Metric	Type	Labels	What it tells you
`kdbl_queue_depth`	gauge	`state` (`pending`, `running`, `done`, `failed`)	Current size of each queue partition. Watch `pending` to know when to add workers.
`kdbl_inflight_tasks`	gauge	`worker_id`	Per-worker concurrency utilization
`kdbl_tasks_total`	counter	`protocol`, `outcome`	Tasks completed, broken down by result

Latency¶

Metric	Type	Labels	What it tells you
`kdbl_list_seconds`	histogram	`protocol`	Time to list one directory / prefix from a source
`kdbl_sink_write_seconds`	histogram	`backend`	Time to persist one batch to the metadata store
`kdbl_meta_fetch_seconds`	histogram	`protocol`	Time to gather optional enrichments per file

Metadata enrichment¶

Metric	Type	Labels	What it tells you
`kdbl_meta_files_written`	counter	`backend`, `source_id`	Files with enrichment recorded
`kdbl_meta_tasks_total`	counter	`protocol`, `result` (`ok`, `failed`, `skipped`, `parked`)	Enrichment task outcomes
`kdbl_meta_queue_depth`	gauge	`state`	Enrichment queue size

Content extraction¶

Emitted by the extractor deployments (scraped via their ServiceMonitors — see above). The compute metrics are how you size GPU vs CPU extractor pools.

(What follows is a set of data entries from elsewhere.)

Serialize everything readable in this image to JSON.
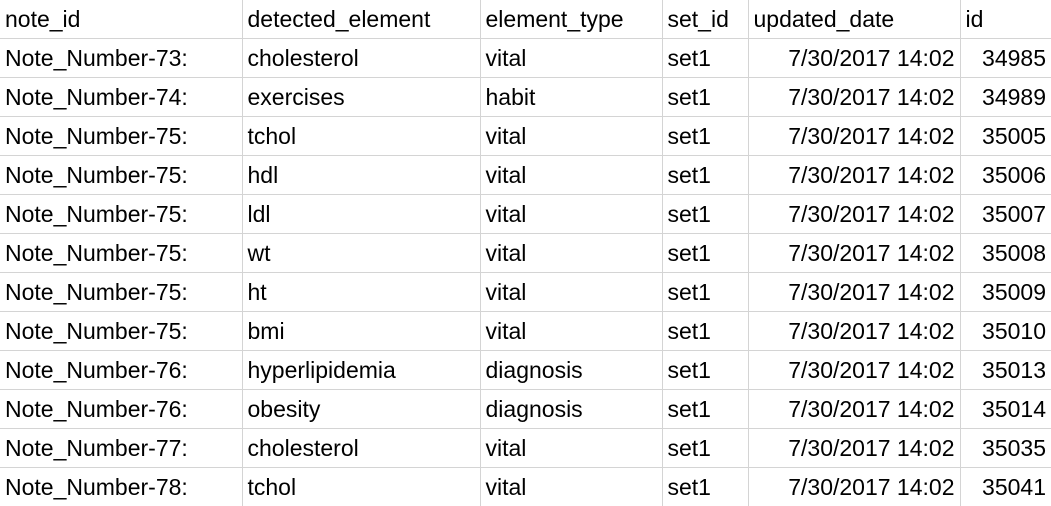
{
  "columns": [
    "note_id",
    "detected_element",
    "element_type",
    "set_id",
    "updated_date",
    "id"
  ],
  "rows": [
    [
      "Note_Number-73:",
      "cholesterol",
      "vital",
      "set1",
      "7/30/2017 14:02",
      "34985"
    ],
    [
      "Note_Number-74:",
      "exercises",
      "habit",
      "set1",
      "7/30/2017 14:02",
      "34989"
    ],
    [
      "Note_Number-75:",
      "tchol",
      "vital",
      "set1",
      "7/30/2017 14:02",
      "35005"
    ],
    [
      "Note_Number-75:",
      "hdl",
      "vital",
      "set1",
      "7/30/2017 14:02",
      "35006"
    ],
    [
      "Note_Number-75:",
      "ldl",
      "vital",
      "set1",
      "7/30/2017 14:02",
      "35007"
    ],
    [
      "Note_Number-75:",
      "wt",
      "vital",
      "set1",
      "7/30/2017 14:02",
      "35008"
    ],
    [
      "Note_Number-75:",
      "ht",
      "vital",
      "set1",
      "7/30/2017 14:02",
      "35009"
    ],
    [
      "Note_Number-75:",
      "bmi",
      "vital",
      "set1",
      "7/30/2017 14:02",
      "35010"
    ],
    [
      "Note_Number-76:",
      "hyperlipidemia",
      "diagnosis",
      "set1",
      "7/30/2017 14:02",
      "35013"
    ],
    [
      "Note_Number-76:",
      "obesity",
      "diagnosis",
      "set1",
      "7/30/2017 14:02",
      "35014"
    ],
    [
      "Note_Number-77:",
      "cholesterol",
      "vital",
      "set1",
      "7/30/2017 14:02",
      "35035"
    ],
    [
      "Note_Number-78:",
      "tchol",
      "vital",
      "set1",
      "7/30/2017 14:02",
      "35041"
    ]
  ],
  "gridline_color": "#d4d4d4"
}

Metric	Type	Labels	What it tells you
`kdbl_extract_tasks_total`	counter	`protocol`, `outcome` (`ok`, `failed`, `skipped`, `unchanged`), `plugin_version`	Extraction tasks processed, by result. `unchanged` = the extractor's per-task dedup guard skipped an already-extracted file.
`kdbl_extract_skipped_unchanged_total`	counter	`source_id`	Files dropped from the extract enqueue because they were already extracted at their current version. This is the recrawl-dedup payoff — rises on a recrawl of an unchanged source; near-zero means files are changing (or the dedup isn't matching).
`kdbl_extract_seconds`	histogram	`protocol`	End-to-end extraction latency per file
`kdbl_extract_plugin_seconds`	histogram	`plugin_version`	Plugin-measured compute time per file (the GPU/CPU work itself)
`kdbl_extract_pages_total`	counter	`protocol`, `plugin_version`	Pages/segments the plugin processed
`kdbl_extract_ocr_total`	counter	`plugin_version`	Extractions where the plugin ran OCR (the heavy GPU path)
`kdbl_extract_chunks_written_total`	counter	`protocol`	Searchable content chunks persisted
`kdbl_extract_bytes_total`	counter	`protocol`	Source bytes streamed to the extractor
`kdbl_extract_queue_depth`	gauge	`state` (`pending`, `running`)	Content-extraction queue depth. The extractor HPA scales off `pending`.

Retention¶

Metric	Type	Labels	What it tells you
`kdbl_retention_runs_total`	counter	`outcome`	Retention sweeps completed
`kdbl_retention_rows_deleted_total`	counter	`tenant`	Rows removed by retention

Logs¶

All services log JSON to stdout. Configure the verbosity with the LOG_LEVEL environment variable:

LOG_LEVEL=info       # default
LOG_LEVEL=debug      # verbose, per-task detail
LOG_LEVEL=warn,error # quiet

Each log line carries (where applicable):

tenant_id — owning tenant
source_id — source the work was for
task_id — work-unit identifier
worker_id — emitting worker pod
dur_ms — elapsed milliseconds, on completion lines
outcome — final result tag

Ship logs into whatever aggregation stack you use (Loki, Elasticsearch, CloudWatch). Filtering by tenant_id or source_id is the fastest way to scope an investigation.

Suggested alerts¶

Starting points for production alerting:

Alert	Condition
Queue building	`kdbl_queue_depth{state="pending"}` rising for >15 minutes and worker CPU at limit
Failed tasks rising	`rate(kdbl_tasks_total{outcome="failed"}[5m]) > 0.1`
Sink writes slow	`histogram_quantile(0.95, rate(kdbl_sink_write_seconds_bucket[5m])) > 1`
Readiness flapping	`kube_pod_status_ready{condition="false"}` for any K-Lake pod
Source unhealthy	`last_error` field returned by `/api/sources/:id/health` is non-null for >1 hour

Dashboarding¶

The basic operator dashboard is just three panels:

kdbl_queue_depth per state, stacked
rate(kdbl_files_written_total[1m]) per source_id, top 10
histogram_quantile(0.95, rate(kdbl_sink_write_seconds_bucket[5m])) per backend

Build out from there based on the sources and SLOs that matter to your tenants.